- Born: 16 November 1998 (age 27) Hokkaido, Japan
- Height: 1.62 m (5 ft 4 in)
- Weight: 63 kg (139 lb; 9 st 13 lb)
- Position: Forward
- Shoots: Right
- WJIHL team Former teams: Toyota Cygnus AIK Hockey
- National team: Japan
- Playing career: 2014–present
- Medal record
Asian Winter Games
| Gold medal – first place | 2025 Harbin | Team |
Universiade
| Bronze medal – third place | 2019 Krasnoyarsk | Team |

= Mei Miura =

Japanese ice hockey player (born 1998)

Mei Miura (三浦 芽依, みうら めい, Miura Mei) is a Japanese ice hockey player and member of the Japanese national team. She has played with Toyota Cygnus in the Women's Japan Ice Hockey League and All-Japan Women's Ice Hockey Championship since 2024.

==International play==
As a junior player with the Japanese national under-18 team, she participated in the 2015 IIHF U18 Women's World Championship and the 2016 IIHF U18 Women's World Championship Division 1A.

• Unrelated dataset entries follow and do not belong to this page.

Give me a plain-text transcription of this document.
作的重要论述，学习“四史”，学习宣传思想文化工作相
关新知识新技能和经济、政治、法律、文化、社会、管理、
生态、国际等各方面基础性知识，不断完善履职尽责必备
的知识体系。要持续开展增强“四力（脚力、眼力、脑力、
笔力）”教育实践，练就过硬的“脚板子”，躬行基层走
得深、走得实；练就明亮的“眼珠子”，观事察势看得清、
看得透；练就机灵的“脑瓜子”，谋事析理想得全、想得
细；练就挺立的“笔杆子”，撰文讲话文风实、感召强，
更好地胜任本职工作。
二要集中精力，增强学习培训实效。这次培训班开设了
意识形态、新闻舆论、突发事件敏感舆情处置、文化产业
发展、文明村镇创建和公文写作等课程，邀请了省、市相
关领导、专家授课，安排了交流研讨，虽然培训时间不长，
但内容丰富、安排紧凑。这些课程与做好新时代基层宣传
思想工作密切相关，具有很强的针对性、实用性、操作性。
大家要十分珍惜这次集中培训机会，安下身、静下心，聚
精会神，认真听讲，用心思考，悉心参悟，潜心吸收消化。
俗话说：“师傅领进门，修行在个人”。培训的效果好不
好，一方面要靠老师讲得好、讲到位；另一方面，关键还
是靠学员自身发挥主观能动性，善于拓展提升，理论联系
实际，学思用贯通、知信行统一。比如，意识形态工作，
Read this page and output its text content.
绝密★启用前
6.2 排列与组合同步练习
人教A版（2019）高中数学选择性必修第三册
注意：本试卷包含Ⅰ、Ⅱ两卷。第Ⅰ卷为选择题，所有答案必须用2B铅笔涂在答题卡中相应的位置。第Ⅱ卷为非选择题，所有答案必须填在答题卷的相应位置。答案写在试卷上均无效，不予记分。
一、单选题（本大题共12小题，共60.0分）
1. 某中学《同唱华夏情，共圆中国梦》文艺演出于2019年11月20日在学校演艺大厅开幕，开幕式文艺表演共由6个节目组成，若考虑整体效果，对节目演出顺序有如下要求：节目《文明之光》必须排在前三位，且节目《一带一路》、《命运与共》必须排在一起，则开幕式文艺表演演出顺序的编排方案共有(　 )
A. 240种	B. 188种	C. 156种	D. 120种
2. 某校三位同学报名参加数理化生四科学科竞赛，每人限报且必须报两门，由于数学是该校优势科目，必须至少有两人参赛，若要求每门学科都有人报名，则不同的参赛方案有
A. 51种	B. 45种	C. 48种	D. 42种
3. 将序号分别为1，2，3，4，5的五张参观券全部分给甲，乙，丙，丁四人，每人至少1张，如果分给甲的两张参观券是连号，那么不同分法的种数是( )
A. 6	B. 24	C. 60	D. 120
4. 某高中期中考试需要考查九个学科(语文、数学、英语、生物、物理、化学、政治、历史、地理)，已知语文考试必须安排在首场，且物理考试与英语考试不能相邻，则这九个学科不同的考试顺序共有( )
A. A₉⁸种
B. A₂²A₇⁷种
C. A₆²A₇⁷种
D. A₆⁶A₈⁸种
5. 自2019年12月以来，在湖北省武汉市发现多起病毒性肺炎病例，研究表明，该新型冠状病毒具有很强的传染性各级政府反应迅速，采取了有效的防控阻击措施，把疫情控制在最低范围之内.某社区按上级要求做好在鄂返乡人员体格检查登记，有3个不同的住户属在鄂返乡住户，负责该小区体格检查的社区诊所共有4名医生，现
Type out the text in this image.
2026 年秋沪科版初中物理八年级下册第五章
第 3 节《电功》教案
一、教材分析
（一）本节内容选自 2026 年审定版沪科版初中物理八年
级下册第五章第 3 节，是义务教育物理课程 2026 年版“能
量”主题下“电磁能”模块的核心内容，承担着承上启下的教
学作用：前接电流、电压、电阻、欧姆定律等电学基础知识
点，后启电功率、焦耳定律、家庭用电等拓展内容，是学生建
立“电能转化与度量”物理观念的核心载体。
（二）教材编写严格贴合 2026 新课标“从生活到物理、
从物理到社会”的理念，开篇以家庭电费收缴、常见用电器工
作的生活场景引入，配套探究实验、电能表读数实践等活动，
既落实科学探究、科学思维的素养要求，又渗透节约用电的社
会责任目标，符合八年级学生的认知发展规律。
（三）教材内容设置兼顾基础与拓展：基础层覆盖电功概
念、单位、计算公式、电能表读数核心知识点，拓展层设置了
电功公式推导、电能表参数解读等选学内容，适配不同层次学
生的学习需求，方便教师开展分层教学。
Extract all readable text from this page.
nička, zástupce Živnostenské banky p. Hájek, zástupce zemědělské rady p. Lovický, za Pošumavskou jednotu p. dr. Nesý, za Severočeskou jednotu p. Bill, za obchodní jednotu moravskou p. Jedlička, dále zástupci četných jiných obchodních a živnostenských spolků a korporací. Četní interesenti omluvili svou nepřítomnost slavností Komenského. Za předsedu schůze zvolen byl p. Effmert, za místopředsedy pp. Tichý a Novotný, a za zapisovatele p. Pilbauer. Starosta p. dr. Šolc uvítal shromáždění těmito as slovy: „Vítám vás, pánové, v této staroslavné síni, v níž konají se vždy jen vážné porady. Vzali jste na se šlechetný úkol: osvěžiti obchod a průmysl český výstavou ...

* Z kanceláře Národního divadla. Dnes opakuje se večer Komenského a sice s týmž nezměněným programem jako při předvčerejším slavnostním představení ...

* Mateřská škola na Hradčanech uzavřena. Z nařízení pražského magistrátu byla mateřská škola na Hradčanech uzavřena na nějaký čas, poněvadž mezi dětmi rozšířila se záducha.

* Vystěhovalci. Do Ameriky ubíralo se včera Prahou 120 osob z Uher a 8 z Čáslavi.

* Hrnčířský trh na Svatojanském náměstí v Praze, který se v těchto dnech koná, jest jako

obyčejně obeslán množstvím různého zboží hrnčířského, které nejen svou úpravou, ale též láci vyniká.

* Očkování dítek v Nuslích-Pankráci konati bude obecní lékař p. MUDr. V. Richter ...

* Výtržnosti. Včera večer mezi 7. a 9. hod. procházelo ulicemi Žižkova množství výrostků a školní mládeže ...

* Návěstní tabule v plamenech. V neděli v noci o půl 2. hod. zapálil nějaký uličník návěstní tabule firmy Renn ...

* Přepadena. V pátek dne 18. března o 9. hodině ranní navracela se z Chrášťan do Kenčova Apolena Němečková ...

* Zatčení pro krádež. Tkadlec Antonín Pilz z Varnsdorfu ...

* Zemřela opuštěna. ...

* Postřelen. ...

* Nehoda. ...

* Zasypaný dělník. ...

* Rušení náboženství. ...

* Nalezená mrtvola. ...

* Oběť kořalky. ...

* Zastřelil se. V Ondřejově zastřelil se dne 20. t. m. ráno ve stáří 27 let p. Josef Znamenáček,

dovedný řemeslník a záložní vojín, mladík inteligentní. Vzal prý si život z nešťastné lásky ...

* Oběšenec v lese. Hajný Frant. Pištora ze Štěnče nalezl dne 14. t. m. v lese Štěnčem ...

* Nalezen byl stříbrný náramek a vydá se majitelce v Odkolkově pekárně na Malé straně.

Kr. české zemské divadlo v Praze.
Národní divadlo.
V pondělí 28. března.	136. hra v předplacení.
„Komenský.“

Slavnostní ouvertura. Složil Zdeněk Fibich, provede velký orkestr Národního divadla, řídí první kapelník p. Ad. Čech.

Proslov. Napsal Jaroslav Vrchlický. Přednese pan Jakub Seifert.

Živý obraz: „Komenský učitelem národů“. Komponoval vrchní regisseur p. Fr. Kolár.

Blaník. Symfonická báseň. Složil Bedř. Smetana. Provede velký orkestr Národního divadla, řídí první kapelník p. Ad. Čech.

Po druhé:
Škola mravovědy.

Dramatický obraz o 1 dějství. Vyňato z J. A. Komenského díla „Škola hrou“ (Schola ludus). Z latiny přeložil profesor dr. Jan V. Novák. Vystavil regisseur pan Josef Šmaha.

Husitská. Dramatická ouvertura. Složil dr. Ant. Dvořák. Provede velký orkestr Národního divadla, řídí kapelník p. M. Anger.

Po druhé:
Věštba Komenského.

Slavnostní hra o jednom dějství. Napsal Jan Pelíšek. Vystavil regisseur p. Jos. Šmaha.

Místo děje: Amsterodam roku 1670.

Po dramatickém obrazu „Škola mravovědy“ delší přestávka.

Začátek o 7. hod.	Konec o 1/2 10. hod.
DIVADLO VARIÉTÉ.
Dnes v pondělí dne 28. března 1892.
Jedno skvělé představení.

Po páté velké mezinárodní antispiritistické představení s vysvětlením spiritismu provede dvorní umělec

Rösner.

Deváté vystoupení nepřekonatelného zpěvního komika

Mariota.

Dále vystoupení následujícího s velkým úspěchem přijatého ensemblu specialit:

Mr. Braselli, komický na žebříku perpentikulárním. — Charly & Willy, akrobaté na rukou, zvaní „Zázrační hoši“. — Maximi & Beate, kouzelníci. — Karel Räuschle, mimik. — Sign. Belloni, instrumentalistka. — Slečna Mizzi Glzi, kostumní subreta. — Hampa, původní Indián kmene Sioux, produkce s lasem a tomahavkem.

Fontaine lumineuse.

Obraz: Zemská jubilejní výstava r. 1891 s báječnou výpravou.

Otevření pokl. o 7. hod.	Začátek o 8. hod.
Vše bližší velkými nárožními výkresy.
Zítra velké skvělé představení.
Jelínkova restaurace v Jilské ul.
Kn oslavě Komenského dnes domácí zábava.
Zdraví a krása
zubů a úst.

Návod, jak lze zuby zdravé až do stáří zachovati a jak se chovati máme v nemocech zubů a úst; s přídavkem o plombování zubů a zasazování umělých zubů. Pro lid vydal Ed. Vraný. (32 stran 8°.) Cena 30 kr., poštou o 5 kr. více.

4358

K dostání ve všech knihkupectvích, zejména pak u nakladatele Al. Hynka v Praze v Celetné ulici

With the Japanese national under-25 team, she won a bronze medal in the women's ice hockey tournament at the 2019 Winter Universiade in Krasnoyarsk. She was Japan's third-highest scorer, earning 6 points on two goals and four assists.

Miura made her national senior team debut at the 2019 IIHF Women's World Championship, at which she notched her first senior-level point – a goal assisted by Rui Ukita against in the preliminary round. She has subsequently participated in the IIHF Women's World Championship tournaments in 2021 and 2023.

Miura represented Japan in the women's ice hockey tournament at the 2022 Winter Olympics in Beijing.